Arzneimittelrisiken: Apotheken melden 2025 Rekordzahl an Verdachtsfällen
Über 11.000 Meldungen bei der Arzneimittelkommission – Qualitätsprobleme und Medikationsfehler nehmen zu
Die Zahl gemeldeter Arzneimittelrisiken in Deutschland hat im Jahr 2025 einen neuen Höchststand erreicht. Wie die Arzneimittelkommission der Deutschen Apotheker (AMK) mitteilt, gingen im vergangenen Jahr insgesamt 11.154 Verdachtsmeldungen zu Qualitätsmängeln, Nebenwirkungen oder anderen Risiken von Arzneimitteln ein. Die Meldungen stammen aus 4.978 Apotheken, darunter auch Krankenhausapotheken. Damit wurde der bisherige Rekord aus dem Jahr 2024 mit 10.882 Meldungen erneut übertroffen. Die Zahlen veröffentlichte die AMK Anfang März 2026 in ihrer aktuellen Auswertung.

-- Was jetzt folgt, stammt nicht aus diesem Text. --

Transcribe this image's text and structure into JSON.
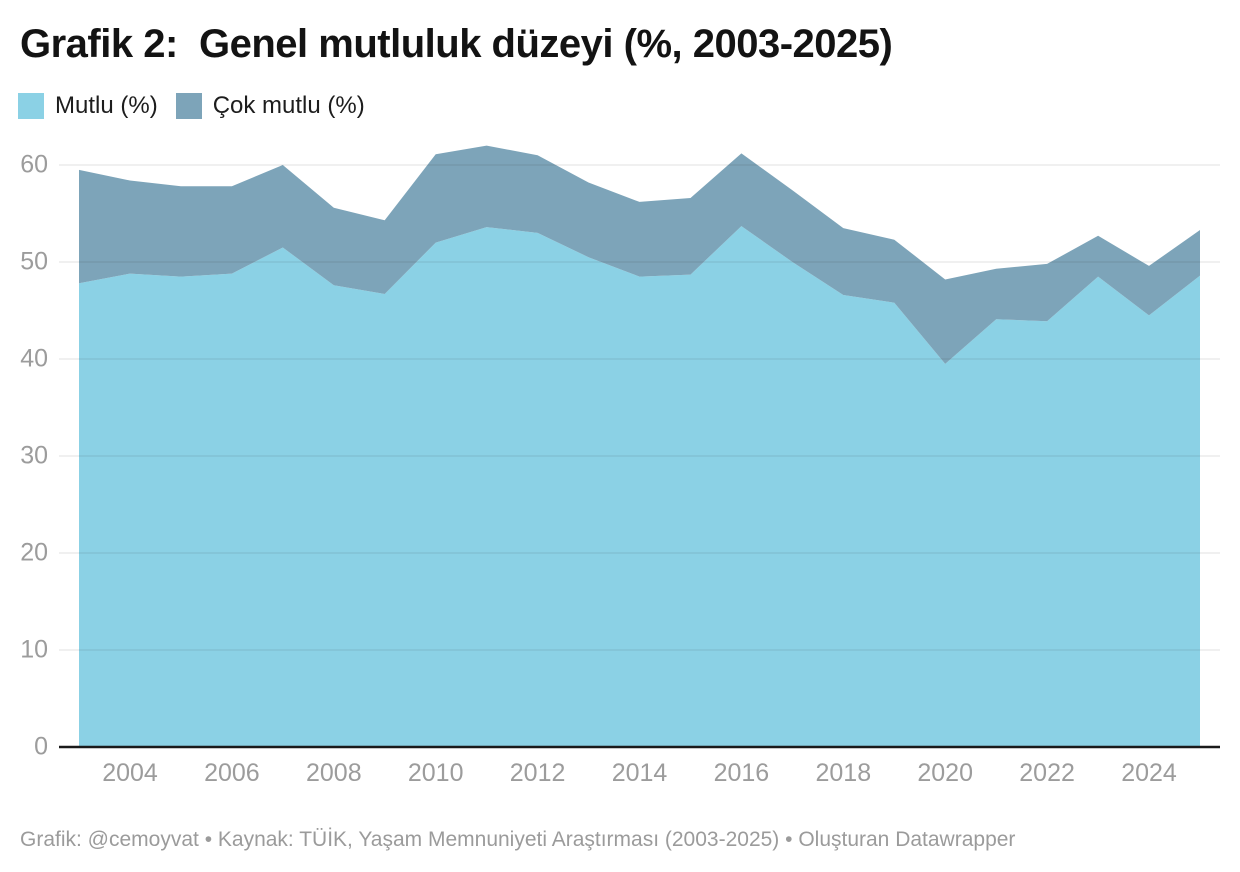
{
  "title": "Grafik 2:  Genel mutluluk düzeyi (%, 2003-2025)",
  "legend": [
    {
      "label": "Mutlu (%)",
      "color": "#8BD1E5"
    },
    {
      "label": "Çok mutlu (%)",
      "color": "#7DA4B9"
    }
  ],
  "footer": "Grafik: @cemoyvat • Kaynak: TÜİK, Yaşam Memnuniyeti Araştırması (2003-2025) • Oluşturan Datawrapper",
  "chart_data": {
    "type": "area",
    "stacked": true,
    "title": "Grafik 2: Genel mutluluk düzeyi (%, 2003-2025)",
    "x": [
      2003,
      2004,
      2005,
      2006,
      2007,
      2008,
      2009,
      2010,
      2011,
      2012,
      2013,
      2014,
      2015,
      2016,
      2017,
      2018,
      2019,
      2020,
      2021,
      2022,
      2023,
      2024,
      2025
    ],
    "series": [
      {
        "name": "Mutlu (%)",
        "color": "#8BD1E5",
        "values": [
          47.8,
          48.8,
          48.5,
          48.8,
          51.5,
          47.6,
          46.7,
          52.0,
          53.6,
          53.0,
          50.5,
          48.5,
          48.7,
          53.7,
          50.0,
          46.6,
          45.8,
          39.5,
          44.1,
          43.9,
          48.5,
          44.5,
          48.6
        ]
      },
      {
        "name": "Çok mutlu (%)",
        "color": "#7DA4B9",
        "values": [
          11.7,
          9.6,
          9.3,
          9.0,
          8.5,
          8.0,
          7.6,
          9.1,
          8.4,
          8.0,
          7.7,
          7.7,
          7.9,
          7.5,
          7.4,
          6.9,
          6.5,
          8.7,
          5.2,
          5.9,
          4.2,
          5.1,
          4.7
        ]
      }
    ],
    "stack_totals": [
      59.5,
      58.4,
      57.8,
      57.8,
      60.0,
      55.6,
      54.3,
      61.1,
      62.0,
      61.0,
      58.2,
      56.2,
      56.6,
      61.2,
      57.4,
      53.5,
      52.3,
      48.2,
      49.3,
      49.8,
      52.7,
      49.6,
      53.3
    ],
    "xticks": [
      2004,
      2006,
      2008,
      2010,
      2012,
      2014,
      2016,
      2018,
      2020,
      2022,
      2024
    ],
    "x_tick_labels": [
      "2004",
      "2006",
      "2008",
      "2010",
      "2012",
      "2014",
      "2016",
      "2018",
      "2020",
      "2022",
      "2024"
    ],
    "yticks": [
      0,
      10,
      20,
      30,
      40,
      50,
      60
    ],
    "y_tick_labels": [
      "0",
      "10",
      "20",
      "30",
      "40",
      "50",
      "60"
    ],
    "ylim": [
      0,
      62
    ],
    "xlabel": "",
    "ylabel": "",
    "grid": "horizontal",
    "legend_position": "top-left"
  }
}
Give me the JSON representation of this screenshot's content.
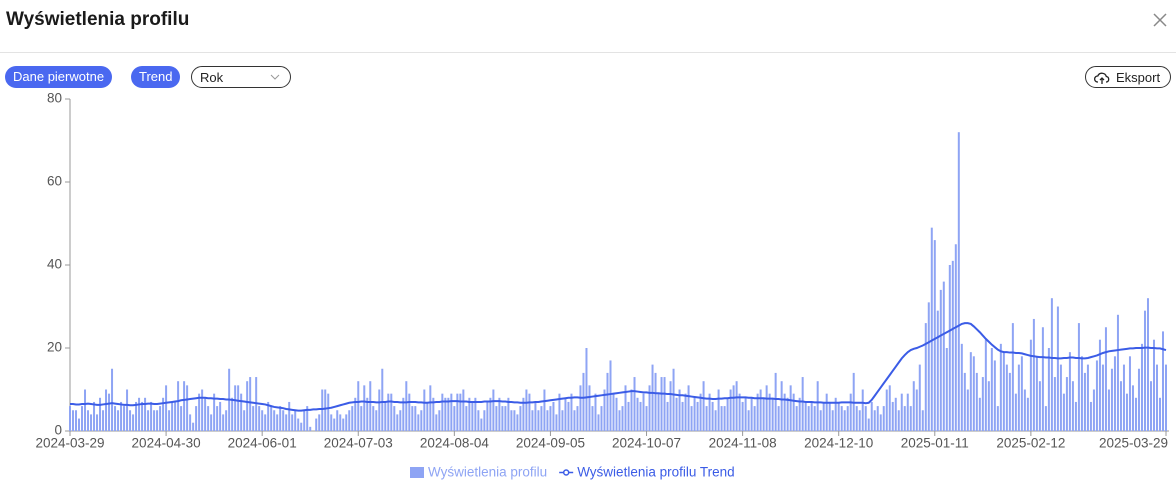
{
  "header": {
    "title": "Wyświetlenia profilu"
  },
  "controls": {
    "raw_data": "Dane pierwotne",
    "trend": "Trend",
    "period": "Rok",
    "export": "Eksport"
  },
  "chart_data": {
    "type": "bar",
    "ylim": [
      0,
      80
    ],
    "yticks": [
      0,
      20,
      40,
      60,
      80
    ],
    "categories": [
      "2024-03-29",
      null,
      null,
      null,
      null,
      null,
      null,
      null,
      null,
      null,
      null,
      null,
      null,
      null,
      null,
      null,
      null,
      null,
      null,
      null,
      null,
      null,
      null,
      null,
      null,
      null,
      null,
      null,
      null,
      null,
      null,
      null,
      "2024-04-30",
      null,
      null,
      null,
      null,
      null,
      null,
      null,
      null,
      null,
      null,
      null,
      null,
      null,
      null,
      null,
      null,
      null,
      null,
      null,
      null,
      null,
      null,
      null,
      null,
      null,
      null,
      null,
      null,
      null,
      null,
      null,
      "2024-06-01",
      null,
      null,
      null,
      null,
      null,
      null,
      null,
      null,
      null,
      null,
      null,
      null,
      null,
      null,
      null,
      null,
      null,
      null,
      null,
      null,
      null,
      null,
      null,
      null,
      null,
      null,
      null,
      null,
      null,
      null,
      null,
      "2024-07-03",
      null,
      null,
      null,
      null,
      null,
      null,
      null,
      null,
      null,
      null,
      null,
      null,
      null,
      null,
      null,
      null,
      null,
      null,
      null,
      null,
      null,
      null,
      null,
      null,
      null,
      null,
      null,
      null,
      null,
      null,
      null,
      "2024-08-04",
      null,
      null,
      null,
      null,
      null,
      null,
      null,
      null,
      null,
      null,
      null,
      null,
      null,
      null,
      null,
      null,
      null,
      null,
      null,
      null,
      null,
      null,
      null,
      null,
      null,
      null,
      null,
      null,
      null,
      null,
      null,
      "2024-09-05",
      null,
      null,
      null,
      null,
      null,
      null,
      null,
      null,
      null,
      null,
      null,
      null,
      null,
      null,
      null,
      null,
      null,
      null,
      null,
      null,
      null,
      null,
      null,
      null,
      null,
      null,
      null,
      null,
      null,
      null,
      null,
      "2024-10-07",
      null,
      null,
      null,
      null,
      null,
      null,
      null,
      null,
      null,
      null,
      null,
      null,
      null,
      null,
      null,
      null,
      null,
      null,
      null,
      null,
      null,
      null,
      null,
      null,
      null,
      null,
      null,
      null,
      null,
      null,
      null,
      "2024-11-08",
      null,
      null,
      null,
      null,
      null,
      null,
      null,
      null,
      null,
      null,
      null,
      null,
      null,
      null,
      null,
      null,
      null,
      null,
      null,
      null,
      null,
      null,
      null,
      null,
      null,
      null,
      null,
      null,
      null,
      null,
      null,
      "2024-12-10",
      null,
      null,
      null,
      null,
      null,
      null,
      null,
      null,
      null,
      null,
      null,
      null,
      null,
      null,
      null,
      null,
      null,
      null,
      null,
      null,
      null,
      null,
      null,
      null,
      null,
      null,
      null,
      null,
      null,
      null,
      null,
      "2025-01-11",
      null,
      null,
      null,
      null,
      null,
      null,
      null,
      null,
      null,
      null,
      null,
      null,
      null,
      null,
      null,
      null,
      null,
      null,
      null,
      null,
      null,
      null,
      null,
      null,
      null,
      null,
      null,
      null,
      null,
      null,
      null,
      "2025-02-12",
      null,
      null,
      null,
      null,
      null,
      null,
      null,
      null,
      null,
      null,
      null,
      null,
      null,
      null,
      null,
      null,
      null,
      null,
      null,
      null,
      null,
      null,
      null,
      null,
      null,
      null,
      null,
      null,
      null,
      null,
      null,
      null,
      null,
      null,
      null,
      null,
      null,
      null,
      null,
      null,
      null,
      null,
      null,
      null,
      "2025-03-29"
    ],
    "series": [
      {
        "name": "Wyświetlenia profilu",
        "type": "bar",
        "color": "#8ea4f4",
        "values": [
          6,
          5,
          5,
          3,
          6,
          10,
          5,
          4,
          7,
          4,
          8,
          5,
          10,
          9,
          15,
          6,
          5,
          7,
          6,
          10,
          5,
          4,
          7,
          8,
          7,
          8,
          5,
          7,
          5,
          5,
          6,
          8,
          11,
          5,
          7,
          7,
          12,
          6,
          12,
          11,
          4,
          2,
          6,
          9,
          10,
          8,
          6,
          4,
          9,
          6,
          7,
          4,
          5,
          15,
          8,
          11,
          11,
          9,
          5,
          12,
          13,
          6,
          13,
          6,
          5,
          4,
          7,
          6,
          5,
          4,
          6,
          5,
          4,
          7,
          4,
          5,
          3,
          2,
          5,
          6,
          1,
          0,
          3,
          4,
          10,
          10,
          9,
          4,
          3,
          5,
          4,
          3,
          4,
          5,
          6,
          8,
          12,
          6,
          11,
          8,
          12,
          6,
          5,
          10,
          15,
          7,
          9,
          9,
          6,
          4,
          5,
          8,
          12,
          9,
          6,
          6,
          4,
          5,
          10,
          7,
          11,
          8,
          4,
          5,
          9,
          8,
          8,
          9,
          6,
          9,
          9,
          10,
          6,
          8,
          7,
          8,
          5,
          3,
          5,
          7,
          8,
          10,
          6,
          8,
          6,
          6,
          8,
          5,
          5,
          4,
          6,
          8,
          10,
          9,
          5,
          7,
          5,
          6,
          10,
          5,
          6,
          7,
          4,
          9,
          5,
          8,
          7,
          9,
          5,
          6,
          11,
          14,
          20,
          11,
          6,
          9,
          4,
          6,
          10,
          14,
          17,
          9,
          8,
          5,
          6,
          11,
          7,
          10,
          13,
          8,
          7,
          9,
          6,
          11,
          16,
          14,
          9,
          13,
          13,
          7,
          12,
          15,
          8,
          10,
          7,
          9,
          11,
          6,
          8,
          7,
          9,
          12,
          6,
          9,
          7,
          5,
          10,
          6,
          6,
          8,
          10,
          11,
          12,
          9,
          7,
          8,
          5,
          8,
          6,
          9,
          10,
          8,
          11,
          9,
          8,
          14,
          6,
          12,
          9,
          8,
          11,
          9,
          6,
          8,
          13,
          7,
          6,
          7,
          6,
          12,
          5,
          7,
          9,
          7,
          5,
          8,
          7,
          6,
          5,
          6,
          9,
          14,
          6,
          5,
          10,
          6,
          3,
          7,
          5,
          6,
          4,
          6,
          10,
          11,
          7,
          8,
          5,
          9,
          6,
          9,
          6,
          12,
          10,
          16,
          5,
          26,
          31,
          49,
          46,
          29,
          34,
          36,
          20,
          40,
          41,
          45,
          72,
          21,
          14,
          10,
          19,
          18,
          14,
          8,
          13,
          22,
          12,
          20,
          17,
          6,
          21,
          19,
          16,
          14,
          26,
          9,
          16,
          18,
          10,
          8,
          22,
          27,
          18,
          12,
          25,
          6,
          20,
          32,
          13,
          30,
          16,
          9,
          13,
          19,
          12,
          7,
          26,
          18,
          14,
          16,
          7,
          10,
          17,
          22,
          16,
          25,
          10,
          15,
          18,
          28,
          12,
          16,
          9,
          18,
          11,
          8,
          15,
          21,
          29,
          32,
          12,
          22,
          16,
          8,
          24,
          16
        ]
      },
      {
        "name": "Wyświetlenia profilu Trend",
        "type": "line",
        "color": "#3b5ce6",
        "values": [
          6.5,
          6.5,
          6.4,
          6.4,
          6.5,
          6.5,
          6.6,
          6.5,
          6.4,
          6.3,
          6.3,
          6.4,
          6.5,
          6.6,
          6.7,
          6.6,
          6.5,
          6.4,
          6.3,
          6.3,
          6.2,
          6.2,
          6.3,
          6.4,
          6.5,
          6.5,
          6.6,
          6.6,
          6.5,
          6.5,
          6.6,
          6.7,
          6.8,
          6.9,
          7.0,
          7.1,
          7.2,
          7.4,
          7.5,
          7.6,
          7.7,
          7.8,
          7.9,
          8.0,
          8.0,
          8.0,
          7.9,
          7.9,
          7.8,
          7.8,
          7.7,
          7.7,
          7.6,
          7.6,
          7.5,
          7.4,
          7.3,
          7.2,
          7.1,
          7.0,
          6.9,
          6.8,
          6.7,
          6.6,
          6.5,
          6.4,
          6.2,
          6.0,
          5.8,
          5.7,
          5.6,
          5.5,
          5.3,
          5.2,
          5.1,
          5.0,
          4.9,
          4.9,
          5.0,
          5.1,
          5.1,
          5.2,
          5.2,
          5.3,
          5.3,
          5.4,
          5.5,
          5.6,
          5.8,
          6.0,
          6.2,
          6.4,
          6.6,
          6.8,
          6.9,
          7.0,
          7.0,
          7.1,
          7.1,
          7.0,
          7.0,
          7.0,
          6.9,
          6.9,
          7.0,
          7.0,
          7.1,
          7.1,
          7.0,
          7.0,
          6.9,
          6.9,
          6.9,
          7.0,
          7.0,
          7.0,
          6.9,
          6.9,
          6.8,
          6.8,
          6.9,
          6.9,
          7.0,
          7.0,
          7.1,
          7.1,
          7.1,
          7.2,
          7.2,
          7.2,
          7.1,
          7.1,
          7.1,
          7.0,
          7.0,
          7.0,
          7.0,
          7.0,
          7.1,
          7.1,
          7.1,
          7.2,
          7.2,
          7.2,
          7.1,
          7.1,
          7.0,
          7.0,
          6.9,
          6.9,
          6.8,
          6.8,
          6.8,
          6.9,
          6.9,
          7.0,
          7.0,
          7.1,
          7.2,
          7.3,
          7.4,
          7.5,
          7.6,
          7.7,
          7.8,
          7.9,
          8.0,
          8.0,
          8.1,
          8.1,
          8.0,
          8.0,
          8.1,
          8.2,
          8.3,
          8.4,
          8.5,
          8.6,
          8.7,
          8.8,
          8.9,
          9.0,
          9.1,
          9.2,
          9.3,
          9.4,
          9.5,
          9.6,
          9.6,
          9.5,
          9.4,
          9.3,
          9.3,
          9.2,
          9.2,
          9.1,
          9.1,
          9.0,
          9.0,
          8.9,
          8.9,
          8.8,
          8.7,
          8.6,
          8.6,
          8.5,
          8.4,
          8.3,
          8.2,
          8.1,
          8.0,
          7.9,
          7.8,
          7.8,
          7.7,
          7.7,
          7.8,
          7.8,
          7.9,
          7.9,
          8.0,
          8.0,
          8.1,
          8.1,
          8.1,
          8.1,
          8.0,
          8.0,
          7.9,
          7.9,
          7.9,
          7.9,
          7.8,
          7.8,
          7.8,
          7.7,
          7.7,
          7.6,
          7.6,
          7.5,
          7.4,
          7.3,
          7.2,
          7.1,
          7.1,
          7.0,
          7.0,
          7.0,
          6.9,
          6.9,
          6.9,
          6.8,
          6.8,
          6.8,
          6.8,
          6.8,
          6.8,
          6.9,
          6.9,
          6.9,
          6.9,
          6.8,
          6.8,
          6.8,
          6.8,
          6.7,
          6.8,
          7.5,
          8.5,
          9.5,
          10.5,
          11.5,
          12.5,
          13.5,
          14.5,
          15.5,
          16.5,
          17.5,
          18.3,
          19.0,
          19.5,
          19.8,
          20.0,
          20.3,
          20.6,
          21.0,
          21.4,
          21.8,
          22.2,
          22.6,
          23.0,
          23.4,
          23.8,
          24.2,
          24.6,
          25.0,
          25.4,
          25.8,
          26.0,
          26.0,
          25.8,
          25.2,
          24.5,
          23.8,
          23.0,
          22.2,
          21.5,
          20.8,
          20.2,
          19.6,
          19.2,
          19.0,
          19.0,
          18.9,
          18.9,
          18.8,
          18.8,
          18.7,
          18.5,
          18.3,
          18.1,
          18.0,
          17.9,
          17.8,
          17.8,
          17.7,
          17.7,
          17.6,
          17.6,
          17.5,
          17.5,
          17.6,
          17.6,
          17.7,
          17.7,
          17.6,
          17.6,
          17.5,
          17.5,
          17.6,
          17.8,
          18.0,
          18.2,
          18.5,
          18.8,
          19.0,
          19.2,
          19.3,
          19.4,
          19.5,
          19.6,
          19.7,
          19.8,
          19.9,
          19.9,
          20.0,
          20.0,
          20.0,
          20.1,
          20.1,
          20.0,
          20.0,
          19.9,
          19.9,
          19.7,
          19.5
        ]
      }
    ]
  }
}
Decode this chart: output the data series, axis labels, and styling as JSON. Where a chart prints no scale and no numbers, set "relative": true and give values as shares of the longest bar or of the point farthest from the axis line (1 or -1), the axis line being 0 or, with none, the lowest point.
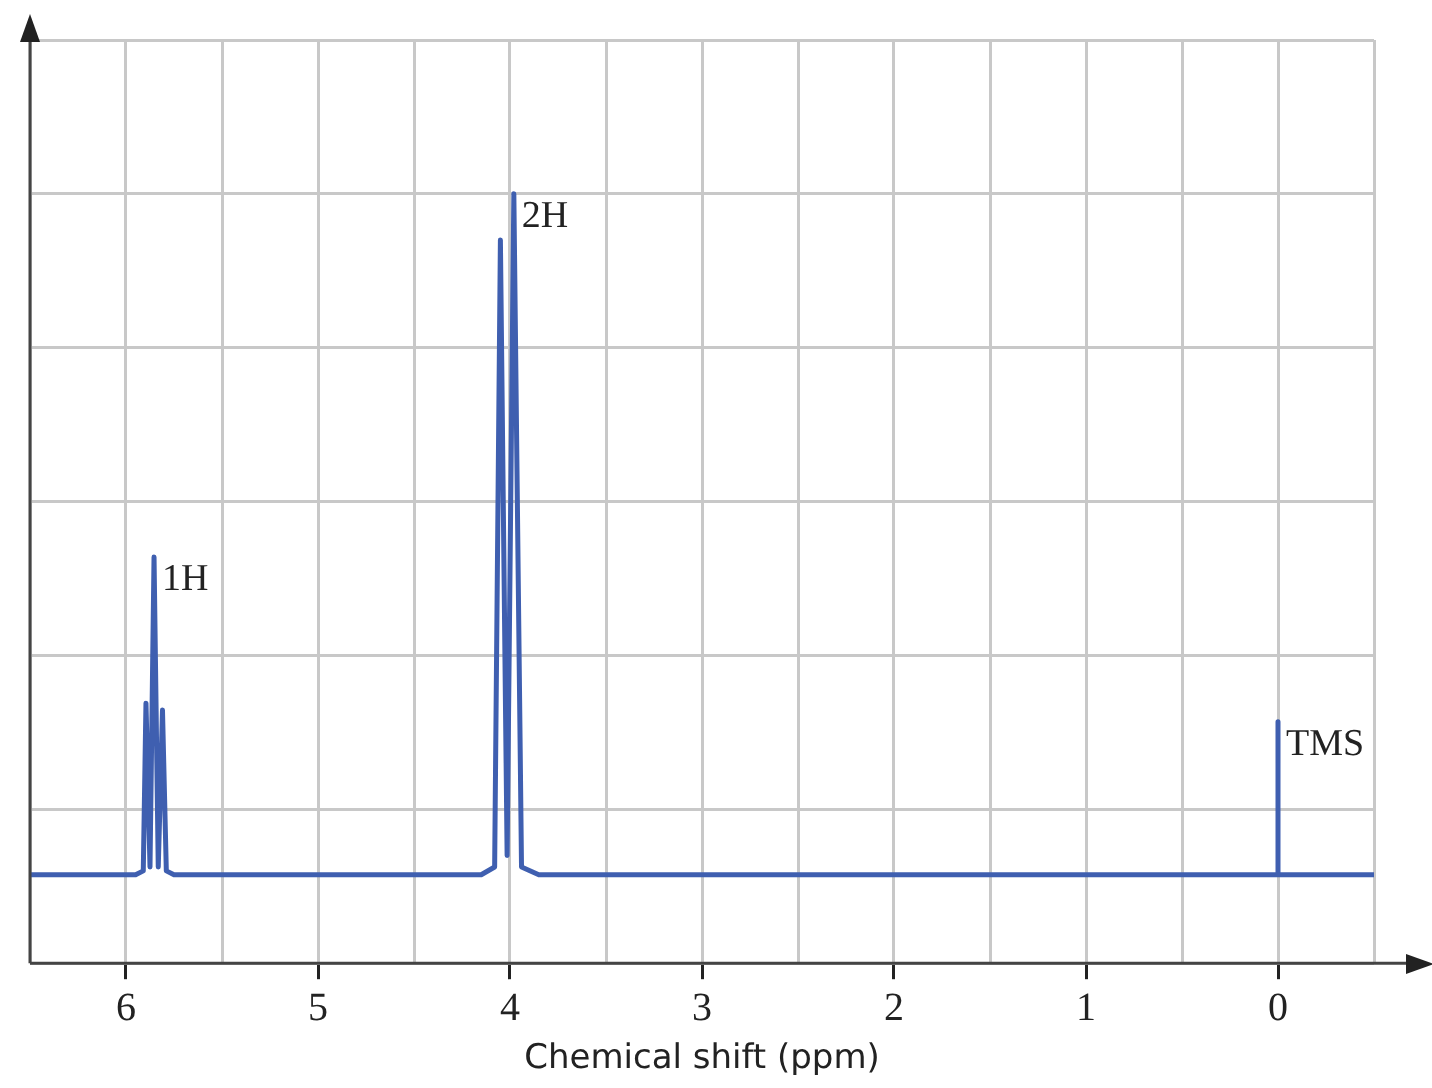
{
  "chart_data": {
    "type": "line",
    "xlabel": "Chemical shift (ppm)",
    "relative": true,
    "xlim": [
      6.5,
      -0.5
    ],
    "xticks": [
      {
        "value": 6.5,
        "label": null
      },
      6,
      {
        "value": 5.5,
        "label": null
      },
      5,
      {
        "value": 4.5,
        "label": null
      },
      4,
      {
        "value": 3.5,
        "label": null
      },
      3,
      {
        "value": 2.5,
        "label": null
      },
      2,
      {
        "value": 1.5,
        "label": null
      },
      1,
      {
        "value": 0.5,
        "label": null
      },
      0,
      {
        "value": -0.5,
        "label": null
      }
    ],
    "series": [
      {
        "color": "#3f5fb0",
        "x": [
          6.5,
          5.95,
          5.91,
          5.896,
          5.875,
          5.854,
          5.832,
          5.81,
          5.79,
          5.75,
          4.15,
          4.08,
          4.05,
          4.015,
          3.98,
          3.94,
          3.85,
          0.01,
          0,
          0,
          0,
          -0.5
        ],
        "values": [
          0.115,
          0.115,
          0.12,
          0.338,
          0.125,
          0.528,
          0.125,
          0.329,
          0.12,
          0.115,
          0.115,
          0.125,
          0.94,
          0.14,
          1,
          0.125,
          0.115,
          0.115,
          0.115,
          0.314,
          0.115,
          0.115
        ]
      }
    ],
    "annotations": [
      {
        "text": "1H",
        "x": 5.854,
        "y": 0.528
      },
      {
        "text": "2H",
        "x": 3.98,
        "y": 1
      },
      {
        "text": "TMS",
        "x": 0,
        "y": 0.314
      }
    ],
    "grid": true,
    "legend": false,
    "marker": "none",
    "line_style": "solid"
  }
}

Ein Großteil der Meldungen entfiel auf Qualitätsprobleme bei Arzneimitteln. Rund zwei Drittel der eingegangenen Berichte betrafen beispielsweise mögliche Mängel bei Herstellung, Lagerung oder Verpackung von Präparaten. Etwa ein Drittel der Meldungen bezog sich auf unerwünschte Arzneimittelwirkungen. Diese Verteilung verdeutlicht die zentrale Rolle der Apotheken bei der frühzeitigen Identifikation von Qualitätsrisiken in der Arzneimittelversorgung.
Besonders auffällig ist der deutliche Anstieg bei Meldungen zu Medikationsfehlern. Im Jahr 2025 registrierte die AMK 624 entsprechende Verdachtsmeldungen, nachdem im Jahr zuvor 348 Fälle gemeldet worden waren. Demgegenüber ging die Zahl der Berichte über möglichen Arzneimittelmissbrauch leicht zurück. Hier wurden 41 Verdachtsmeldungen dokumentiert, nach 50 im Jahr 2024.
Nach Angaben der AMK stammen die Meldungen aus insgesamt 4.978 Apotheken in Deutschland. Darunter befinden sich auch zahlreiche Krankenhausapotheken, die in stationären Einrichtungen eine zentrale Rolle für Arzneimittelsicherheit, Pharmakovigilanz und Medikationsmanagement übernehmen. Für Krankenhäuser sind diese Meldesysteme insbesondere im Kontext komplexer Medikationsregime und multimorbider Patientinnen und Patienten von hoher Bedeutung.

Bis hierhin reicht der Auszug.